I was a bit skeptical when I saw trials on the iOS store, after all, games ported from consoles are either barely resembling their counterparts or control really badly when developers try to figure out a way to make the game work at all. Trials Frontier avoids these two things, but falls down in the free to play hole pretty quickly. It’s still a fun experience for a while, controlling well and adapted to touch controls. I even thought the systems it added (leveling, loot, upgrading your bike) were better than the bare-bones progression of the PC/Console game.
That being said, all the good control schemes and interesting quest-reward systems in the world can’t save you from free-to-play systems. There’s a timer (gas) that drains when you do maps (at least you can retry an infinite number of times without taking gas, that would have been pretty stupid) and you can increase your gas capacity by spending diamonds, but ridiculously high amounts of them, instead they should’ve made it possible for players to grind it out using coins or reasonable amounts of premium-currency (that you can win randomly). But no, you can’t refill your gas forever just by playing, you need to spend money. Furthermore, after a while, races cost more than one gas, sigh.

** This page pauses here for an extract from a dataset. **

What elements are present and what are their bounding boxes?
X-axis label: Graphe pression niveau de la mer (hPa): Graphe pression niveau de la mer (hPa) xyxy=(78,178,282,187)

The way the game is structured, you go to a village where people give you quests, they range from collecting items (you get a chance to spin a wheel at the end of a level to get items, and you can skew the results a bit and respin the wheel for gems) to beating certain races to performing tricks (I’ve had a terrible experience in a quest where the kid wanted me to perform 15 backflips and 15 frontflips in the same run, but apparently I could do it in multiple races? That was poorly explained) and you get money and experience for it. When you level up, your gas fills up, and that’s not entirely useful. Why not upgrade your gas capacity when you level-up, that would be actually helpful and reward leveling up!

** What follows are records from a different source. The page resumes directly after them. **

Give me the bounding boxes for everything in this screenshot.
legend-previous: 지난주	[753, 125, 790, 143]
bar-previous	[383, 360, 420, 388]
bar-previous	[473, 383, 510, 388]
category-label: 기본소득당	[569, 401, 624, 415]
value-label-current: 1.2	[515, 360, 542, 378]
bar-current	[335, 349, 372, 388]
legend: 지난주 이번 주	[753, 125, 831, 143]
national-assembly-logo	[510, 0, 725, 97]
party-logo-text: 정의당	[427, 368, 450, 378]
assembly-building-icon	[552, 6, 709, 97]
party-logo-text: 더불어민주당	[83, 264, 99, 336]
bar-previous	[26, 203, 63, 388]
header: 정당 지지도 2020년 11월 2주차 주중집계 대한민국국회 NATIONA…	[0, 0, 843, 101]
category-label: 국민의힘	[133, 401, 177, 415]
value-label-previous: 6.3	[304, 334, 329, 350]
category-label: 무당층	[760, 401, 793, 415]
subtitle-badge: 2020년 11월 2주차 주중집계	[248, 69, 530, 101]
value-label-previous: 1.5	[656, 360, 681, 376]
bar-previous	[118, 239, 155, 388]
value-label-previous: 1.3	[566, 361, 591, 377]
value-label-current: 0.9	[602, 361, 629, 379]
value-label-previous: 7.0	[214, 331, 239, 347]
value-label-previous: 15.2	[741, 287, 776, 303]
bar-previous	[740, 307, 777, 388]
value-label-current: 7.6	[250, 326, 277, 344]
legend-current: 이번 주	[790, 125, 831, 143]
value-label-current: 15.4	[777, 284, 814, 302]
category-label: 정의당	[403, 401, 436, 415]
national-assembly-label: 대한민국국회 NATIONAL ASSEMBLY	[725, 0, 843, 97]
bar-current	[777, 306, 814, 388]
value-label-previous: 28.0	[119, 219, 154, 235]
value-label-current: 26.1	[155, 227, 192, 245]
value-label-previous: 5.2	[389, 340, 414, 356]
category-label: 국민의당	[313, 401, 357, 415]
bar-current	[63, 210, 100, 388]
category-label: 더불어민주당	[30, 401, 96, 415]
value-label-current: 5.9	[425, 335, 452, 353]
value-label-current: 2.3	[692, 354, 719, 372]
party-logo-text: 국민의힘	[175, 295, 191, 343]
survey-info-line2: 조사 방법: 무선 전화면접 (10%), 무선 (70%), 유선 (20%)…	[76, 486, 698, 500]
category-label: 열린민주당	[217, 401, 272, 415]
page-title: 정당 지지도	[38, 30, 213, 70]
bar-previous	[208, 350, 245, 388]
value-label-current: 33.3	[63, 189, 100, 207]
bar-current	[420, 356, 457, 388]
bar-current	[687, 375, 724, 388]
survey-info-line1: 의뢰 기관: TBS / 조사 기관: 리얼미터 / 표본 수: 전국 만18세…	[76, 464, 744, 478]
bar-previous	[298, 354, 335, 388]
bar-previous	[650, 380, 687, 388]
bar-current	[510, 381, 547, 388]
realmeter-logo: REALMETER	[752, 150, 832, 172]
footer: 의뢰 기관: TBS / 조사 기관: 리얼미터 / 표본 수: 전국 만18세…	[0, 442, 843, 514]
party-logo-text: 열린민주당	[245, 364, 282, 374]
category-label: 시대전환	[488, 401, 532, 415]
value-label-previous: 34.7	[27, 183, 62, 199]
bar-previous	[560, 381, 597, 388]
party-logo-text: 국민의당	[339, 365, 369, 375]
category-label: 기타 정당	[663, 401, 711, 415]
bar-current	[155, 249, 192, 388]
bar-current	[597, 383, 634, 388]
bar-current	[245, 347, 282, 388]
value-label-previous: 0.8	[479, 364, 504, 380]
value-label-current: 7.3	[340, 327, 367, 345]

As for the game itself, it controls fine. Your bike moves by holding down an arrow and you tilt back and forth with two other arrows. The game is forgiving enough to let you tilt a bit more than you could in Trials on PC and you can recover from some situations that would be disastrous otherwise. The levels are inventive with some one-on-one races here and there. They can be difficult as you’re not too sure if you can actually beat them with your current bike or you need to upgrade them. The computer always does the same thing so you have to retry until you get it perfectly right. I got frustrated on a level in particular where the computer managed to do a jump in a way that I couldn’t figure out how to do, so I needed to gain some time somewhere else. I’ve managed to beat that part - because I wanted to see more of trials frontier - but sadly the f2p aspect made me turn it off forever.